Posted by: Taeyoung at Jun 12, 2008 10:08:40 AM
lark: "The corporate elites are financially rewarded (with an ever increasing portion of the pie) for skirting/shirking/evading the rules that we, "back home", still have to follow."
That's an intereting assertion, lark. Do you have any evidence whatsoever to support your claim? You seem to be saying that CEO's of corporations which moved production offshore are receiving higher compensation than those who did not. Any proof of this at all?
I can see that the first CEO to reduce costs through offshoring may have been rewarded in the short term. But when all his competitors offshore as well, what is his advantage? His entire industry lowers prices, through competitive pressure, effectively passing on savings from offshoring to all their customers. That certainly seems to be the case with sneakers and T-shirts and personal computers. The biggest beneficiary of Wal-Mart's and Target's and Costco's imports have been the customers of those retailers.
Lowering production costs - whether through offshoring or through automation or through engineered efficiencies - rewards consumers.
Posted by: John Dewey at Jun 12, 2008 11:33:38 AM
Back to the gist of what Alex what saying, Rodrik is, in fact, singing from the ivory tower. Oddly enough, it was his fellow-traveler Krugman who provided the best refutation ever of his thinking:
http://www.slate.com/id/1918
It's hard to believe Krugman was ever that good.
Posted by: M. Hodak at Jun 12, 2008 1:14:47 PM
Lowering production costs - whether through offshoring or through automation or through engineered efficiencies - rewards consumers.
...until they discover that the resulting junk costs them more in time/money/travel than something done right. Then those from the United States clean up and do so quite profitably.
Horribly wrong, but demonstrated every time quality is spurned.
Posted by: sethstorm at Jun 12, 2008 5:26:33 PM
sethstorm: "...until they discover that the resulting junk costs them more in time/money/travel than something done right."
Right. American unions and their protectionist advocates have been arguing that Asia and Latin America produced inferior products for all of my lifetime - over 5 decades. The problem is, consumers eventually realized it was not true - and that paying more in order to "Buy American" was just lowering their standard of living in order to support outrageously overpaid blue collar workers.

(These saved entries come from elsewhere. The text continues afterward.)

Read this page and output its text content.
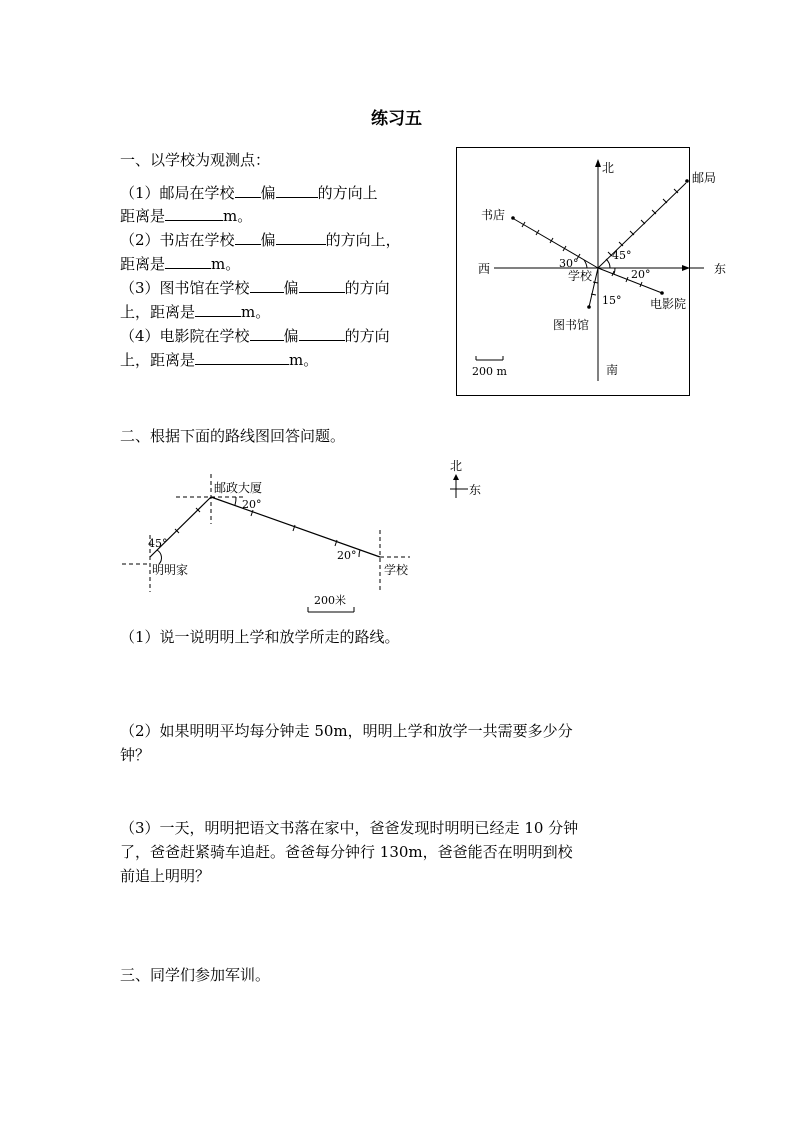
练习五
一、以学校为观测点：
（1）邮局在学校 偏	的方向上
距离是	m。
（2）书店在学校 偏	的方向上，
距离是	m。
（3）图书馆在学校 偏	的方向
上，距离是	m。
（4）电影院在学校 偏	的方向
上，距离是	m。
北
南
西	东
邮局
书店
学校
图书馆
电影院
30°
45°
20°
15°
200 m
二、根据下面的路线图回答问题。
邮政大厦
明明家	学校
45°
20°
20°
北
东
200米
（1）说一说明明上学和放学所走的路线。
（2）如果明明平均每分钟走 50m，明明上学和放学一共需要多少分
钟？
（3）一天，明明把语文书落在家中，爸爸发现时明明已经走 10 分钟
了，爸爸赶紧骑车追赶。爸爸每分钟行 130m，爸爸能否在明明到校
前追上明明？
三、同学们参加军训。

Posted by: John Dewey at Jun 12, 2008 7:28:44 PM
and that paying more in order to "Buy American" was just lowering their standard of living in order to support outrageously overpaid blue collar workers.
That's what happens that choice is effectively crowded out. The workers being "overpaid" is disputable.
Posted by: sethstorm at Jun 14, 2008 2:55:07 AM
Why should US workers be paid any more than mexican workers or chinese workers or egyptian workers or bangladeshi workers? What makes US workers worth more is really the capital behind them. We can move the capital to where the cheap workers are, or move cheap workers to the capital. Americans who work for a living deserve no more than nigerians or haitians who can do the same work, supported by the same capital. If you don't like your standard of living dropping to that of nigeria, then you should figure out how to play the stock market or something and get rich. Vietnamese workers deserve your job just as much as you do.
This argument needs to be expressed clearly with great enthusiasm and vigor, preferably by McCain.
Posted by: J Thomas at Jun 14, 2008 10:58:36 PM
"Vietnamese workers deserve your job just as much as you do.
This argument needs to be expressed clearly with great enthusiasm and vigor, preferably by McCain."
I sure hope he does - would love to see an even bigger landslide.